On May 29 last year, Huang arrived at Taiwan Taoyuan International Airport on a flight from Jakarta to Beijing via Taipei. Taking advantage of the layover at the airport, she applied for refugee protection with the assistance of association president Yang Hsien-hung (楊憲宏).
Huang was allowed to enter Taiwan the following day after authorities granted her temporary protection, based on a determination that she could face persecution if forced to return to China.
Separately yesterday, Mainland Affairs Council Minister Chen Ming-tong (陳明通) said that decisions on whether to grant asylum status to Chinese dissidents seeking protection in Taiwan are made based on a balanced consideration of the nation’s jurisdiction over such applications and the need to protect their human rights.
Chen was commenting on the cases of Yan Kefen (顏克芬) and Liu Xinglian (劉興聯), two Chinese nationals who have spent nearly four months in a restricted transit area at the airport.

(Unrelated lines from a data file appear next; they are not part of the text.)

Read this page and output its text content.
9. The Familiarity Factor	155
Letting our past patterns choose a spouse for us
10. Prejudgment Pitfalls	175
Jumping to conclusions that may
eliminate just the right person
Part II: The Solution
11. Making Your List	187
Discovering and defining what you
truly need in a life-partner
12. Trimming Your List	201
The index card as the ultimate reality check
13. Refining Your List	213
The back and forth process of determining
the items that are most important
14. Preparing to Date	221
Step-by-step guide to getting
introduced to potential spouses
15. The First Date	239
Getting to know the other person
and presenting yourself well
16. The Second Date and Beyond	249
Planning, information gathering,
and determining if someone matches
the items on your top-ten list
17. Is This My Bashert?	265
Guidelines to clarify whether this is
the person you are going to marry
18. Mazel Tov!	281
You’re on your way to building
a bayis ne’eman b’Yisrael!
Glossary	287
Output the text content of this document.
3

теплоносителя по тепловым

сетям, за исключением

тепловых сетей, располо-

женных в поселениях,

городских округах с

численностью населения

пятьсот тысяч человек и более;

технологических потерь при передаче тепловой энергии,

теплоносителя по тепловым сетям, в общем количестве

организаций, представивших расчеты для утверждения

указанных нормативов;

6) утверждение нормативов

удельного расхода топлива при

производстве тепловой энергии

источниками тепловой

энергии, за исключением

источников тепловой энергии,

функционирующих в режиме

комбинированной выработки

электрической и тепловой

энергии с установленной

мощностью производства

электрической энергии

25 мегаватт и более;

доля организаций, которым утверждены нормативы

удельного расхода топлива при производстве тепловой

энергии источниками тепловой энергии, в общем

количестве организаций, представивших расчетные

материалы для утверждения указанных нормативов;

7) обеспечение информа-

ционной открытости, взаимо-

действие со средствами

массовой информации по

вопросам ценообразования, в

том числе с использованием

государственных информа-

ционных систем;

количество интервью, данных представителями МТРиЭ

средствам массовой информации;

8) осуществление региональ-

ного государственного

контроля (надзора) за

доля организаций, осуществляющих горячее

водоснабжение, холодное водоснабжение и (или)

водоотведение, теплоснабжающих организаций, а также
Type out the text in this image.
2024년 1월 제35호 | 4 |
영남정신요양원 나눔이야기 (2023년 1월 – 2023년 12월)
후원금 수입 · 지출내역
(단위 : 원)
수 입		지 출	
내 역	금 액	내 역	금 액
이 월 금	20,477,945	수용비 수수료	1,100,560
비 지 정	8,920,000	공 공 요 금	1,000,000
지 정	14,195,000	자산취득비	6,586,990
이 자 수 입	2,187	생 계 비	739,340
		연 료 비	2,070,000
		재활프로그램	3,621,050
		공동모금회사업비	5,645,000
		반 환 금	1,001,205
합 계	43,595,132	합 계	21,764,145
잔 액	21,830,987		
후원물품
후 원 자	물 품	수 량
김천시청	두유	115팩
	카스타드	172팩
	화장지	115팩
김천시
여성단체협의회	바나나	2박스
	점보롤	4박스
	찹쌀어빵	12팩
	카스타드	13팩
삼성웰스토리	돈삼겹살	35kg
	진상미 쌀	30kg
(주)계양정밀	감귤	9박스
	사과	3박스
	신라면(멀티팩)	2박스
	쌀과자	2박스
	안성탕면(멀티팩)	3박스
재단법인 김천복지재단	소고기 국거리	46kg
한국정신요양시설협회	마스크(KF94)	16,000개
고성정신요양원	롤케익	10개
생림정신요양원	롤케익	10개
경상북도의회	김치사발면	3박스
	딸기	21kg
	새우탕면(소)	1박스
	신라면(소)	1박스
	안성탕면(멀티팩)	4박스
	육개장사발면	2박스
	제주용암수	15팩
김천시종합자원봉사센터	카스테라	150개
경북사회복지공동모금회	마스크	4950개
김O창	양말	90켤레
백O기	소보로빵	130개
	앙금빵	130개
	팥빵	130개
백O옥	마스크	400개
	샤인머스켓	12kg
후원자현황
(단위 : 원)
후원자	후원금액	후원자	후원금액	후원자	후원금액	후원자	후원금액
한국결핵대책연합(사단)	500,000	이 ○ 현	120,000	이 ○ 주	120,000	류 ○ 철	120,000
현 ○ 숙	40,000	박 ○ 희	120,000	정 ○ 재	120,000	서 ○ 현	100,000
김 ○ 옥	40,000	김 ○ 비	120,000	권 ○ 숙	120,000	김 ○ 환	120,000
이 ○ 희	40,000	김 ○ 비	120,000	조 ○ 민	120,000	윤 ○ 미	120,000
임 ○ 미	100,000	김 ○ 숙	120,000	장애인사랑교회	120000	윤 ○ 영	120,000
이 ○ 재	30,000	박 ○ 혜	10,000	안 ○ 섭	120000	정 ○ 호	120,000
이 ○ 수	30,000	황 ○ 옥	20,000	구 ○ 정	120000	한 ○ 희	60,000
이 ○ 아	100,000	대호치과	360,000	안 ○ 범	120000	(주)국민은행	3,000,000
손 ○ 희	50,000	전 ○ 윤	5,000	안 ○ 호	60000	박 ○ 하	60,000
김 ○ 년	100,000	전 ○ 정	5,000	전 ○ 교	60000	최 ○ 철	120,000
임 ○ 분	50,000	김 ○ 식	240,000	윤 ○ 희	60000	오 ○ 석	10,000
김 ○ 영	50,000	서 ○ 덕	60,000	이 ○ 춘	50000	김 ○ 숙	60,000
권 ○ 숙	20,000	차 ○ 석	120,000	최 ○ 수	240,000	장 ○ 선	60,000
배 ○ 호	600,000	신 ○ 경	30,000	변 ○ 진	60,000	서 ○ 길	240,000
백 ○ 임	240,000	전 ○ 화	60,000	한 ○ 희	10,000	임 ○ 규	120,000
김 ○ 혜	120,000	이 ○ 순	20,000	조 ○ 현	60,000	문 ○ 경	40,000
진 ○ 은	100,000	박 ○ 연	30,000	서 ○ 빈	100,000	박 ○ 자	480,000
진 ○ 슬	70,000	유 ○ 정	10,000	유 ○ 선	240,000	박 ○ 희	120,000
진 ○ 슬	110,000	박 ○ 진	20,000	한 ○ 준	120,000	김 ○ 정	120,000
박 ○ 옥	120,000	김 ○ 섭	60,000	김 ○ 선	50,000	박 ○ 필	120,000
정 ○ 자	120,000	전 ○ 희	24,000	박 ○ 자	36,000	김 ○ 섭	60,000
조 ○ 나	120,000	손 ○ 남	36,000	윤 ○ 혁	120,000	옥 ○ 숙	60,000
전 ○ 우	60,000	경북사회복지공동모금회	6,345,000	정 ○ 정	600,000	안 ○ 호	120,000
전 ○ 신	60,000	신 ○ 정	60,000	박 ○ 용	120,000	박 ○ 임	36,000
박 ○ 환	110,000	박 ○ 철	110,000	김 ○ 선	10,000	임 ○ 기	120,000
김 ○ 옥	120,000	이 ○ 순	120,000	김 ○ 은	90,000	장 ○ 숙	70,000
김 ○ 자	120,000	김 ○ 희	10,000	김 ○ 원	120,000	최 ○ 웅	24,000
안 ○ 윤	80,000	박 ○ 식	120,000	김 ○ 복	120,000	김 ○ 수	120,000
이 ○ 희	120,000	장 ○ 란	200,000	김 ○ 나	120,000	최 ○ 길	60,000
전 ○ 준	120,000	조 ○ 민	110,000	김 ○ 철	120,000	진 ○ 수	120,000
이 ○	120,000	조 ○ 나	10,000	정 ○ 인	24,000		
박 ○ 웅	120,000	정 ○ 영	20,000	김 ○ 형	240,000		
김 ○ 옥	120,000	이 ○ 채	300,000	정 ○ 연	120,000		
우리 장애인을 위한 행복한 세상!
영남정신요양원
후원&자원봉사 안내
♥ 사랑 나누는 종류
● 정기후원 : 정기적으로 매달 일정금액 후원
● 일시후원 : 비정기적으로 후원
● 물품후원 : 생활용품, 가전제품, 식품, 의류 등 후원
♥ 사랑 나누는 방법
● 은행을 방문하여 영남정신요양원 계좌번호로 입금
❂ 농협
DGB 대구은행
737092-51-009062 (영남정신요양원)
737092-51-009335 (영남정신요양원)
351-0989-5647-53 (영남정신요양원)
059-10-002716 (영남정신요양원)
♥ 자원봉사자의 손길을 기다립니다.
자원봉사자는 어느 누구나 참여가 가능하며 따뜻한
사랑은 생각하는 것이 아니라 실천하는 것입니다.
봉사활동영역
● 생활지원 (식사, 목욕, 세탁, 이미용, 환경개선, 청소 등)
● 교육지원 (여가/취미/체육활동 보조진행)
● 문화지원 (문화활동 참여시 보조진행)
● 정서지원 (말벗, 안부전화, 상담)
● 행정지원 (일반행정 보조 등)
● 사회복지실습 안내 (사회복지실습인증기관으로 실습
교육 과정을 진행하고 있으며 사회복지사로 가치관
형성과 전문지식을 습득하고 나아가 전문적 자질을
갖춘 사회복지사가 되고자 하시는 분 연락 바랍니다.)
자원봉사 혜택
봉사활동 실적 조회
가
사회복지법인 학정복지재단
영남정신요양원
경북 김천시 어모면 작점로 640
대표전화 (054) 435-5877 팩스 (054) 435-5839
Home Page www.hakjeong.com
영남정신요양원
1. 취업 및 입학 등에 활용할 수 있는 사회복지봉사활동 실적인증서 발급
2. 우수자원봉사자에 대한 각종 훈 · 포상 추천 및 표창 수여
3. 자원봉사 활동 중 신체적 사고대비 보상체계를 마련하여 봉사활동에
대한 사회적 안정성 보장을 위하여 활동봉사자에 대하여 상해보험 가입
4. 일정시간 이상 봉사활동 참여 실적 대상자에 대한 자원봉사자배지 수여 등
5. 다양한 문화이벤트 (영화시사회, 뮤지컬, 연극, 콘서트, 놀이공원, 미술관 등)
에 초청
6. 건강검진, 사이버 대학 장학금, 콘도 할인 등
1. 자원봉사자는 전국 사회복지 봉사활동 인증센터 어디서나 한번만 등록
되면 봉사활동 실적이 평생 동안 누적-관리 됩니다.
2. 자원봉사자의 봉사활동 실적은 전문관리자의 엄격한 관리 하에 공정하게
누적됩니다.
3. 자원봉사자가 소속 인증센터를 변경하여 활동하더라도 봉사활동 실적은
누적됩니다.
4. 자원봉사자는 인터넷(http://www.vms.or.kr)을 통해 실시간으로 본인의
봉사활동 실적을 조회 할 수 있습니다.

Yan and Liu arrived on Sept. 27 last year on a flight from Thailand for transit to Beijing and did not get on the subsequent flight scheduled later that day, instead filing for asylum status using refugee certificates issued by the UN.
“Seeking political asylum in this manner is illegal, but we understand their appeals from the standpoint of human rights,” Chen said.
On Thursday, council spokesman Chiu Chui-cheng (邱垂正) said that the government was mulling a plan to allow Yan and Liu to enter the nation under a cross-strait exchange program for professionals.
However, he yesterday backtracked, saying that it was just “a possible option” that was still being deliberated.
One possibility is for Yan and Liu to be granted entry into Taiwan to await resettlement in a third nation, Chiu said, adding that the council has been in talks with various agencies in Taiwan and abroad regarding their possible resettlement.